Al salir de la catedral mi garganta estaba maltrecha, casi no podía hablar por la severa afonía causada dios sabe por qué. No teníamos intención de explorar las calles de Monreale pero la búsqueda de una farmacia nos condujo por su entramado estrecho y acogedor. La sombra que los edificios proyectaban sobre las calles atemperaba el calor. La gente se animaba, con timidez, a salir a hacer compras y recados. Reinaba la tranquilidad.
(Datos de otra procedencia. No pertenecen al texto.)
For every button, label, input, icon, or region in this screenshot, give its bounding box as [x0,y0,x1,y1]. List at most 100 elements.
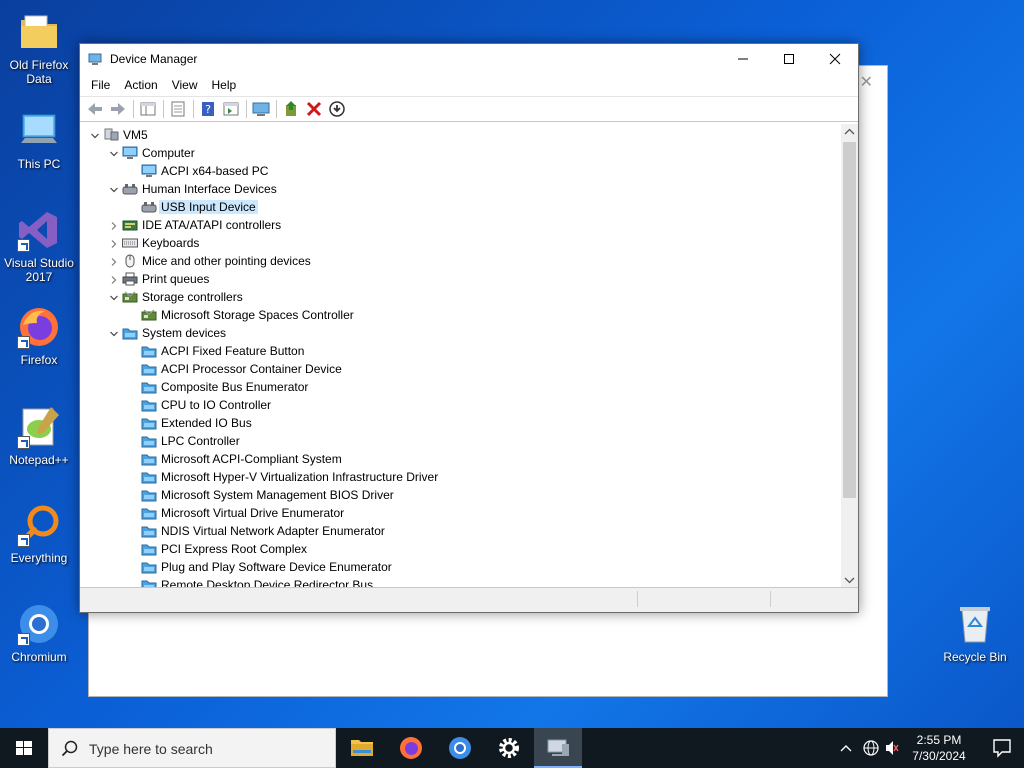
shortcut-arrow-icon [17,534,30,547]
search-magnifier-icon [17,503,61,547]
start-button[interactable] [0,728,48,768]
tree-row-label: NDIS Virtual Network Adapter Enumerator [161,524,385,538]
desktop-icon-firefox[interactable]: Firefox [1,305,77,367]
action-pane-button[interactable] [220,99,242,119]
tree-row[interactable]: Microsoft System Management BIOS Driver [80,486,840,504]
tree-row-label: IDE ATA/ATAPI controllers [142,218,282,232]
taskbar-file-explorer[interactable] [338,728,386,768]
tree-row[interactable]: Keyboards [80,234,840,252]
system-tray [836,728,900,768]
tree-row[interactable]: Storage controllers [80,288,840,306]
desktop-icon-visual-studio-2017[interactable]: Visual Studio 2017 [1,208,77,284]
tree-row[interactable]: LPC Controller [80,432,840,450]
computer-root-icon [103,128,119,142]
tree-row[interactable]: System devices [80,324,840,342]
device-tree: VM5 Computer ACPI x64-based PC Human Interf… [80,126,840,587]
tree-row[interactable]: ACPI x64-based PC [80,162,840,180]
title-bar[interactable]: Device Manager [80,44,858,74]
collapse-toggle[interactable] [109,184,119,194]
tree-row[interactable]: Microsoft Hyper-V Virtualization Infrast… [80,468,840,486]
desktop-icon-recycle-bin[interactable]: Recycle Bin [937,602,1013,664]
tree-row[interactable]: PCI Express Root Complex [80,540,840,558]
tree-row[interactable]: Human Interface Devices [80,180,840,198]
tree-row[interactable]: Microsoft ACPI-Compliant System [80,450,840,468]
tree-row-label: Extended IO Bus [161,416,252,430]
collapse-toggle[interactable] [90,130,100,140]
menu-view[interactable]: View [165,74,205,96]
tree-row[interactable]: ACPI Fixed Feature Button [80,342,840,360]
scrollbar-thumb[interactable] [843,142,856,498]
system-device-icon [141,560,157,574]
properties-button[interactable] [167,99,189,119]
expand-toggle[interactable] [109,220,119,230]
tree-row[interactable]: Computer [80,144,840,162]
tree-row-label: Microsoft Virtual Drive Enumerator [161,506,345,520]
taskbar-firefox[interactable] [387,728,435,768]
forward-button[interactable] [107,99,129,119]
tree-row[interactable]: Microsoft Storage Spaces Controller [80,306,840,324]
desktop-icon-chromium[interactable]: Chromium [1,602,77,664]
expand-toggle[interactable] [109,238,119,248]
desktop-icon-label: Notepad++ [9,453,69,467]
close-button[interactable] [812,44,858,74]
tree-row[interactable]: Composite Bus Enumerator [80,378,840,396]
close-icon[interactable]: ✕ [860,72,873,92]
disable-device-button[interactable] [326,99,348,119]
tree-row[interactable]: Extended IO Bus [80,414,840,432]
desktop-icon-everything[interactable]: Everything [1,503,77,565]
tree-row[interactable]: NDIS Virtual Network Adapter Enumerator [80,522,840,540]
desktop-icon-label: Recycle Bin [943,650,1007,664]
tree-row[interactable]: Plug and Play Software Device Enumerator [80,558,840,576]
back-button[interactable] [84,99,106,119]
tree-row[interactable]: Mice and other pointing devices [80,252,840,270]
menu-help[interactable]: Help [205,74,244,96]
uninstall-device-button[interactable] [303,99,325,119]
toolbar-separator [133,100,134,118]
expand-toggle[interactable] [109,274,119,284]
scroll-up-button[interactable] [841,124,858,141]
collapse-toggle[interactable] [109,292,119,302]
taskbar-clock[interactable]: 2:55 PM 7/30/2024 [900,732,978,764]
expand-toggle[interactable] [109,256,119,266]
desktop-icon-notepad-plus-plus[interactable]: Notepad++ [1,405,77,467]
update-driver-icon [286,101,296,116]
tree-row-label: ACPI Fixed Feature Button [161,344,305,358]
collapse-toggle[interactable] [109,328,119,338]
chevron-down-icon [110,331,118,337]
help-button[interactable]: ? [197,99,219,119]
scroll-down-button[interactable] [841,571,858,587]
chevron-right-icon [111,276,117,284]
desktop-icon-old-firefox-data[interactable]: Old Firefox Data [1,10,77,86]
system-device-icon [141,452,157,466]
firefox-icon [400,737,422,759]
taskbar-device-manager[interactable] [534,728,582,768]
tree-row[interactable]: Remote Desktop Device Redirector Bus [80,576,840,587]
tree-row[interactable]: USB Input Device [80,198,840,216]
scan-hardware-changes-button[interactable] [250,99,272,119]
tree-row[interactable]: IDE ATA/ATAPI controllers [80,216,840,234]
taskbar-settings[interactable] [485,728,533,768]
tree-row[interactable]: ACPI Processor Container Device [80,360,840,378]
show-hide-console-tree-button[interactable] [137,99,159,119]
collapse-toggle[interactable] [109,148,119,158]
taskbar-search-box[interactable]: Type here to search [48,728,336,768]
device-tree-pane[interactable]: VM5 Computer ACPI x64-based PC Human Interf… [80,124,858,588]
minimize-button[interactable] [720,44,766,74]
tree-row-label: ACPI Processor Container Device [161,362,342,376]
taskbar-chromium[interactable] [436,728,484,768]
notification-center-button[interactable] [980,728,1024,768]
monitor-icon [122,146,138,160]
tree-row[interactable]: VM5 [80,126,840,144]
maximize-button[interactable] [766,44,812,74]
tree-row[interactable]: Microsoft Virtual Drive Enumerator [80,504,840,522]
scan-hardware-icon [252,102,270,116]
menu-action[interactable]: Action [117,74,164,96]
vertical-scrollbar[interactable] [841,124,858,587]
update-driver-button[interactable] [280,99,302,119]
desktop-icon-this-pc[interactable]: This PC [1,109,77,171]
menu-file[interactable]: File [84,74,117,96]
device-manager-icon [547,739,569,756]
tree-row[interactable]: CPU to IO Controller [80,396,840,414]
toolbar-separator [163,100,164,118]
tree-row[interactable]: Print queues [80,270,840,288]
La farmacéutica era una cuarentona guapa, morena, con un toque a lo Sofía Loren. No fue necesario que intentara expresarme y explicarle mis males ya que mi voz me delataba. Segundos después trajo una caja con pastillas para la garganta y nos regaló una sonrisa entre tímida y pícara, casi como la de las jóvenes que regentaban el hotel de Palermo.
Hasta alcanzar la autopista, la carretera era un mar de curvas impuestas por el capricho de la montaña. El mar se divisaba muy lejos. Tras una cortina de bruma se ocultaba el horizonte.

Nos hubiera gustado visitar Bagheria, más aún después de haber leído el libro del mismo título de Dacia Maraini. En el anterior viaje me había quedado con las ganas de visitar alguna de las villas del siglo XVIII donde se refugiaba la nobleza palermitana en verano, observar "el campo estival con sus hierbas abrasadas y sus cursos de agua secos y requemados". Buscamos esas hierbas entre los matorrales cercanos a la carretera, también esas ramblas sedientas.
Vides, olivos y limoneros se alternaban con casitas, con pueblos, con vestigios humanos. A la izquierda, el mar con un "color crudo, pero de vegetal", según Dacia Maraini, era de un azul profundo. Las nubes casi se habían asentado. Los campos de la isla de los jazmines pasaban a gran velocidad frente a nuestras ventanillas.
Solunto y Termini Imerise quedaron atrás. Un desvío a la derecha nos hubiera conducido a Enna y el interior profundo de la isla.